The legal gray area is nothing new for Elon Musk...

Over the years, the CEO of electric-vehicle innovator Tesla (TSLA) has found himself at the center of all kinds of lawsuits.

He has been served for tweeting that he had secured funding to take Tesla private... an alleged Dogecoin pyramid scheme plot... claims over deceptive advertising for Tesla's autopilot and full self-driving features... and more.

But fortunately for Musk, one of the earliest lawsuits of the bunch officially went his way this month.

After years of appeals and decisions, the Delaware Supreme Court upheld Tesla's $2.6 billion SolarCity acquisition in 2016.

If you haven't been following closely, SolarCity sold solar panels and other equipment to residential, commercial, and industrial customers. It had a history of losing money before Tesla scooped it up.

Here's the kicker... Musk was SolarCity's largest stakeholder back in 2016. (As it happens, the company was founded by his cousins.) He knew it needed saving.

That's why shareholders were angry. Some thought Tesla overpaid to bail out the business – and Musk's investment.

The Delaware Supreme Court's ruling means that Musk and Tesla don't owe investors any money for a perceived overpay. Today, we'll look a little closer at the SolarCity deal to see if the judge was right to throw the case out.

SolarCity was a pioneer in the world of home solar... and that wasn't great for business.
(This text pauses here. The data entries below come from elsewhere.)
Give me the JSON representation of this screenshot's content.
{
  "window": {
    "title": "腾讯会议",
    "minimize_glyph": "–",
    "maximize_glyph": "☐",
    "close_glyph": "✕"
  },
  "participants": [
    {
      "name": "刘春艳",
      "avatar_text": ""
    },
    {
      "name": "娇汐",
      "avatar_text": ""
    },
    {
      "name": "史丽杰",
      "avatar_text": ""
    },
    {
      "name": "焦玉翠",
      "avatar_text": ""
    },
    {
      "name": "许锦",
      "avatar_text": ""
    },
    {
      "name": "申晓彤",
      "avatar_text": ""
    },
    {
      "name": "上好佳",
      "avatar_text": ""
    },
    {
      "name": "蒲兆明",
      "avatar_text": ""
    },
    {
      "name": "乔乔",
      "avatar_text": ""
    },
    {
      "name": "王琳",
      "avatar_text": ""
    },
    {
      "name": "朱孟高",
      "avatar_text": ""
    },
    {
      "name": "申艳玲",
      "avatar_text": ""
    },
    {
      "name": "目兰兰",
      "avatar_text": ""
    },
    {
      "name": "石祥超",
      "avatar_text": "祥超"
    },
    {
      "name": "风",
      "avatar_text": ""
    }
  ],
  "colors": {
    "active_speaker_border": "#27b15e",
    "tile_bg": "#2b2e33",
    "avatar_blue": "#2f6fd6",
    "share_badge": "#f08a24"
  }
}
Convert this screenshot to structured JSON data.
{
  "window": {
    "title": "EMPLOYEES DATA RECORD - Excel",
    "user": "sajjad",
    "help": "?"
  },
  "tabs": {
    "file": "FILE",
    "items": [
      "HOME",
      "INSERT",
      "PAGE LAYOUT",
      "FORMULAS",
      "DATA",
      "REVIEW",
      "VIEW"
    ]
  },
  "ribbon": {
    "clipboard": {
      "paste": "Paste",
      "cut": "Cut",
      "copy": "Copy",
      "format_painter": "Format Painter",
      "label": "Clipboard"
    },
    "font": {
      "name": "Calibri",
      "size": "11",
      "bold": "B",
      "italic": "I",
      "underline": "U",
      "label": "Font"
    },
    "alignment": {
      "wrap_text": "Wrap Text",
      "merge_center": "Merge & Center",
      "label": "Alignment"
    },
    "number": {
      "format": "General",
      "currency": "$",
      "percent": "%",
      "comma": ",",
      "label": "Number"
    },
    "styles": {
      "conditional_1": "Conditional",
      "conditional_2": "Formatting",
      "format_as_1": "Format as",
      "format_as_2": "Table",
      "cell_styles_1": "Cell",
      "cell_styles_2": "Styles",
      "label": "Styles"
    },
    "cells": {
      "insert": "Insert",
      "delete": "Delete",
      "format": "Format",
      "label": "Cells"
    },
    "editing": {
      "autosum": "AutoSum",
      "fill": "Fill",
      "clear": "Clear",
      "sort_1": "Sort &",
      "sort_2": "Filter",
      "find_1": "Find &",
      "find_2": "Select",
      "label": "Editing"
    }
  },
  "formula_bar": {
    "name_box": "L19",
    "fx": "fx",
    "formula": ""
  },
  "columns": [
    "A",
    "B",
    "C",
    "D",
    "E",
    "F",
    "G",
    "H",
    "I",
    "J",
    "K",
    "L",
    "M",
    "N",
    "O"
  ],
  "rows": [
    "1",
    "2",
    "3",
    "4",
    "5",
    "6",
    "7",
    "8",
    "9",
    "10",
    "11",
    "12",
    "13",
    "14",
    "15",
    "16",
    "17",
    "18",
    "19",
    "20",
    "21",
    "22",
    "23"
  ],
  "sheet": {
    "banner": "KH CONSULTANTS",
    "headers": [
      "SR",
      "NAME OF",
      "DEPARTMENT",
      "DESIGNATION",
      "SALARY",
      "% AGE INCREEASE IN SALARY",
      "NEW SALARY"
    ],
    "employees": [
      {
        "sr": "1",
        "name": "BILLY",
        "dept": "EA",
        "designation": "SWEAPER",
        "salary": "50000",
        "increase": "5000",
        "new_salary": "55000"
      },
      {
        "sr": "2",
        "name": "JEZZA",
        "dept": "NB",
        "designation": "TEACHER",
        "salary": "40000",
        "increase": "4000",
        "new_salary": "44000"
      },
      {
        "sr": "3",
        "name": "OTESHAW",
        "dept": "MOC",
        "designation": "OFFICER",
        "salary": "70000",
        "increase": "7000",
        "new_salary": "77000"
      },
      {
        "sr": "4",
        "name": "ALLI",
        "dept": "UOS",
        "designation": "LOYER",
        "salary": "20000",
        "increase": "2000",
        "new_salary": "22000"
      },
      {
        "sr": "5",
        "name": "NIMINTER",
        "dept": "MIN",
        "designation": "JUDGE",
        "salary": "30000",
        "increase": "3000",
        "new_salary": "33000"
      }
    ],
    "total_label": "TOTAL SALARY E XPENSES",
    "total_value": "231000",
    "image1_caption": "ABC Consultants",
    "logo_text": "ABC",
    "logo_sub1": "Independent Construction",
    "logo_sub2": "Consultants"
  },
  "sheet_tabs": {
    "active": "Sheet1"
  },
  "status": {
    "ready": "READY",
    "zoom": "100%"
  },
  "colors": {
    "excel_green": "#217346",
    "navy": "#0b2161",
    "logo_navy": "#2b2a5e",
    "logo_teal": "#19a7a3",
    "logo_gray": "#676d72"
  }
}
When it was still its own company, SolarCity focused heavily on door-to-door sales of leased systems. Customers would pay no upfront costs, and they agreed to purchase the power generated by those panels from the company for 20 years.

It was a new concept at the time. This model helped SolarCity become the largest residential solar installer. But it never figured out how to make money...

By 2016, the company was in a pickle. It needed financing to keep growing, but its mounting losses were scaring a lot of investors away.

Musk had injected $10 million into SolarCity. So he stood to lose a lot of money if it went under. By the time he bought the business for $2.6 billion, plenty of investors had had enough.

They thought Musk overpaid for SolarCity to give it the liquidity it needed to keep growing... thereby saving his investment. They argued that Musk coerced Tesla into buying a bankrupt firm.

To some extent, Tesla investors had reason to be angry...

SolarCity was hemorrhaging money like crazy.

For the five years before SolarCity got acquired, its Uniform return on assets ("ROA") was consistently negative. It lost at least 10% in four of the five years.

We can see how the deal stacks up through our Embedded Expectations Analysis ("EEA") framework.

We'll start with Tesla's $2.6 billion purchase price for SolarCity. From there, we can calculate the future cash flows SolarCity needs to justify that purchase price.

In short, our EEA tells us how well SolarCity's business has to perform in the future to be worth what Tesla paid for it.

Even though SolarCity consistently lost money, the purchase price implied that its Uniform ROA would rise to 7% after the acquisition. Take a look...

This is why Tesla shareholders were upset. It seemed like the company seriously overpaid for a business that was on the verge of insolvency. To be worth what Tesla paid for it, SolarCity would have to flip its entire business around.

But here's where it gets tricky... There's another way of looking at this acquisition.

Rather than looking at cash flows, we can also use the purchase price relative to SolarCity's assets. This is called a price-to-book (P/B) ratio.

In the five years before the acquisition, the company was valued as high as 4.5 times its assets. As it kept losing money, its valuation fell. And to Musk's credit, Tesla bought SolarCity when it was trading at a five-year-low valuation... with a 1 times P/B ratio.

Said another way, Tesla bought SolarCity's assets for what they were worth. Take a look...

That's not the "overpay" Tesla investors were hoping for... and it's likely the reason the judge ruled in Musk's favor.

The truth is, both sides are 'right' here...

Tesla technically didn't overpay, since it bought SolarCity's assets at face value.

But practically speaking, if a company was losing 10% per year and faced actual insolvency risk, it probably should have traded for even less than the value of its assets.

The judge had a leg to stand on. However, looking at SolarCity's returns... we're not surprised some investors think Musk used Tesla to bail himself out.

This is yet another reason to always watch out for corporate governance. It's vitally important to make sure that management has shareholders' best interests at heart.

Just remember, when you consider investing in any of Musk's businesses – or any he's thinking about working with – Musk isn't aligned with you. Be careful betting with or against his companies.